Sometimes the best person for a job is the person who doesn’t want that job. Not always, but we all know cases when it proved true.

Once upon a time I was an academic. More often than not, the best administrators were people who assumed their posts reluctantly — and temporarily. No doubt the pattern applies to many lines of work. Do we really want archbishops and police chiefs who dreamed and plotted and prepared to be archbishops and police chiefs?

The idea here is that people are sometimes urged, selected, dragged, inveigled or otherwise coerced into taking a position, often a position of authority, that they don’t want and don’t need, but which they soon turn out to be well suited for.

How does that happen? Well, when a person doesn’t really want a job he or she has nothing to lose by doing it right. So when reluctant and temporary officials see problems that need to be solved, they set about solving them. When they see feathers that need to be ruffled, they ruffle them. When they see enemies who need to be confronted, they confront them. They are less timid and less heavy-handed than someone trying above all to hang onto a treasured job, because always, in the back of their minds, is this happy thought: Sooner rather than later the day will come when I can put all of this behind me and get back to things I would rather be doing.

So, yes, sometimes the best leader is the one with a life beyond a leadership position, who doesn’t even revel in exercising power. Nonetheless, if called, he or she will do the job — and then be done with it.

America had a model for this sort of leader right from the outset: George Washington himself. The man from Mount Vernon loved running his plantation. Had the choice been fully his, Washington would have remained at home rather than preside over the constitutional convention in the summer of 1787. Had the choice been fully his, he would have spurned all efforts to make him our first president. Had the choice been fully his, he would have returned to Mount Vernon after a single term.

Here is famed columnist H.L. Mencken on the father of our country: “He was the Rockefeller of his time. A very rich man, he was a promoter of stock companies, a land grabber, and exploiter of minerals and timber. He had a strong liking for forthright and pugnacious men — and a contempt for lawyers, schoolmasters, and other such obscurantists. He was not pious. He drank whiskey whenever he felt chilly. He knew far more profanity than Scripture.” Mencken also hinted that Washington was not without an eye for the fairer sex.

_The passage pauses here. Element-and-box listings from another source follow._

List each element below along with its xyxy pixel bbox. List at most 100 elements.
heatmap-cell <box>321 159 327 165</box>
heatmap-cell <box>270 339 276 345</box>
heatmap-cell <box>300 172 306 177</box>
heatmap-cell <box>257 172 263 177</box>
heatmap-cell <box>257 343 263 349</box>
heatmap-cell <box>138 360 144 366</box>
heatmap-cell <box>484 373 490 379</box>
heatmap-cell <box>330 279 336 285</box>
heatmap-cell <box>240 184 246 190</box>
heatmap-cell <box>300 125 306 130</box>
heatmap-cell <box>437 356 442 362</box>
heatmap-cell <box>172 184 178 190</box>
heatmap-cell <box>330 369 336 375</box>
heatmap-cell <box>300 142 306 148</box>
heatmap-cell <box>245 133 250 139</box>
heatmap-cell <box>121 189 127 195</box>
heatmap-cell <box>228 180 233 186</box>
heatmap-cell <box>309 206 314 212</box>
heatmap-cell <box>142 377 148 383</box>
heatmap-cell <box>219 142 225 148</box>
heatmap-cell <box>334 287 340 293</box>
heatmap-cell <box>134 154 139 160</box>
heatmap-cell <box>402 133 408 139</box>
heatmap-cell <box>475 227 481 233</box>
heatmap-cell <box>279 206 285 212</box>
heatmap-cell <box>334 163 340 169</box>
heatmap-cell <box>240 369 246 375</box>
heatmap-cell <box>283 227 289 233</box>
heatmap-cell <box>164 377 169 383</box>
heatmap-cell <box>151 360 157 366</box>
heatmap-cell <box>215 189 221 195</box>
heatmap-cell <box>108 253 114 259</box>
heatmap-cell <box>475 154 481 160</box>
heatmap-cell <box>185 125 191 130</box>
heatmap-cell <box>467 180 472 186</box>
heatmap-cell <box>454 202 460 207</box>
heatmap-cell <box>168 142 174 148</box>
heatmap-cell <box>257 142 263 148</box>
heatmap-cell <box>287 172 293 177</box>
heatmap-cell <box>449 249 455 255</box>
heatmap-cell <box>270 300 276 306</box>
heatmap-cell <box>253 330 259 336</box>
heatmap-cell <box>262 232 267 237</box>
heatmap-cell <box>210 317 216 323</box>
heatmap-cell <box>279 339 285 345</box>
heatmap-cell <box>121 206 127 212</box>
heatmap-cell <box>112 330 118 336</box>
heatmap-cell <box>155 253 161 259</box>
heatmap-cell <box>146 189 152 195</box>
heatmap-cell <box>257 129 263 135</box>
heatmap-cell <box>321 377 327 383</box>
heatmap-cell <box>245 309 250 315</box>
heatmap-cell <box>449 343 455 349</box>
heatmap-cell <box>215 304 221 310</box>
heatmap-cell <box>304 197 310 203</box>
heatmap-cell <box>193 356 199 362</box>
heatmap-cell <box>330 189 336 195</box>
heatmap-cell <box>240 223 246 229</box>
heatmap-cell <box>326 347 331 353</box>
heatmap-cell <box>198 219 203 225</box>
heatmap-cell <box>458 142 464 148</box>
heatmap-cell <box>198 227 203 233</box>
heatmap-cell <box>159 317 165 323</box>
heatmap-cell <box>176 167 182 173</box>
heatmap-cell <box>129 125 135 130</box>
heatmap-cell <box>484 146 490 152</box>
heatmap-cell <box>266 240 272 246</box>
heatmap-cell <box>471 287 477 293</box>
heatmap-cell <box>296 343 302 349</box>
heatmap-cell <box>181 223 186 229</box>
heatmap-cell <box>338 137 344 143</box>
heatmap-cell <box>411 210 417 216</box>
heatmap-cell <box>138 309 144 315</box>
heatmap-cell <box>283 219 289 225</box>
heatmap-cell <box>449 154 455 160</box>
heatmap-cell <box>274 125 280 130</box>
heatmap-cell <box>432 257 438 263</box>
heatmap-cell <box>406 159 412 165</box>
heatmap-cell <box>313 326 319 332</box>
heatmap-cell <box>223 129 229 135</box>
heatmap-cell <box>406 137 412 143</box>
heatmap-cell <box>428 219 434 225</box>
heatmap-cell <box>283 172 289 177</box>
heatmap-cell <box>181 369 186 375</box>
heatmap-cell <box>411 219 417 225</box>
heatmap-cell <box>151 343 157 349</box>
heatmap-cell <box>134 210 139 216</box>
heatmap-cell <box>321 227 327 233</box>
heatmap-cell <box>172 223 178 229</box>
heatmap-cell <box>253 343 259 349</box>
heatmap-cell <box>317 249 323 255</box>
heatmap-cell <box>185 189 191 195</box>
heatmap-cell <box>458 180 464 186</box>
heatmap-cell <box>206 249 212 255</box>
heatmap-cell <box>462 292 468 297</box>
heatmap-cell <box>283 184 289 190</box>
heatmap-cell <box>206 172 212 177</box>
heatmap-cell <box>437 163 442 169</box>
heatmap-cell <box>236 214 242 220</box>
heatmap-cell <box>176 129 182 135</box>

Sound like someone else we know? OK, Donald Trump is not exactly George Washington. But like Washington before him, Trump has given us every indication that he doesn’t really want the job Washington once had. Like Washington, he has another life. Like Washington, he thinks that other life is a far better one.

To be sure, the Donald has his own unique ways of making his reluctance known to us. Focusing only on his public acts, think of the insults hurled at fellow Republicans. His treatment of the press. His failure to organize a grass-roots campaign. His slap-dash debate performances. His thin-skinnedness. The nastiness of his jabs at Hillary Clinton. His refusal to release his tax returns. His even more maddening refusal to hammer away at winning issues. His hints that election would be a kind of demotion. Even his charges of a rigged election play into this theme.

In any number of ways, the man has tried to let us know that he really doesn’t want the job. Maybe our response ought to be to elect him anyway — thereby punishing him in the short run and possibly doing the rest of us a favor in the longer run.

After all, a reluctant occupant of the Oval Office, one anxious to escape after a single term, might be just what the country needs right now. From the border to Obamacare, from the economy to trade, it’s time to start fixing what’s broken before heading wherever home might be.

Here then is the marching order for a reluctant and temporarily demoted “President Trump”: Set the country on a different course, then return, like Washington, to the life you love, at this or that Trump Tower, Trump hotel or Trump golf course.

John C. “Chuck” Chalberg, a former college teacher, is a senior fellow at the Center of the American Experiment.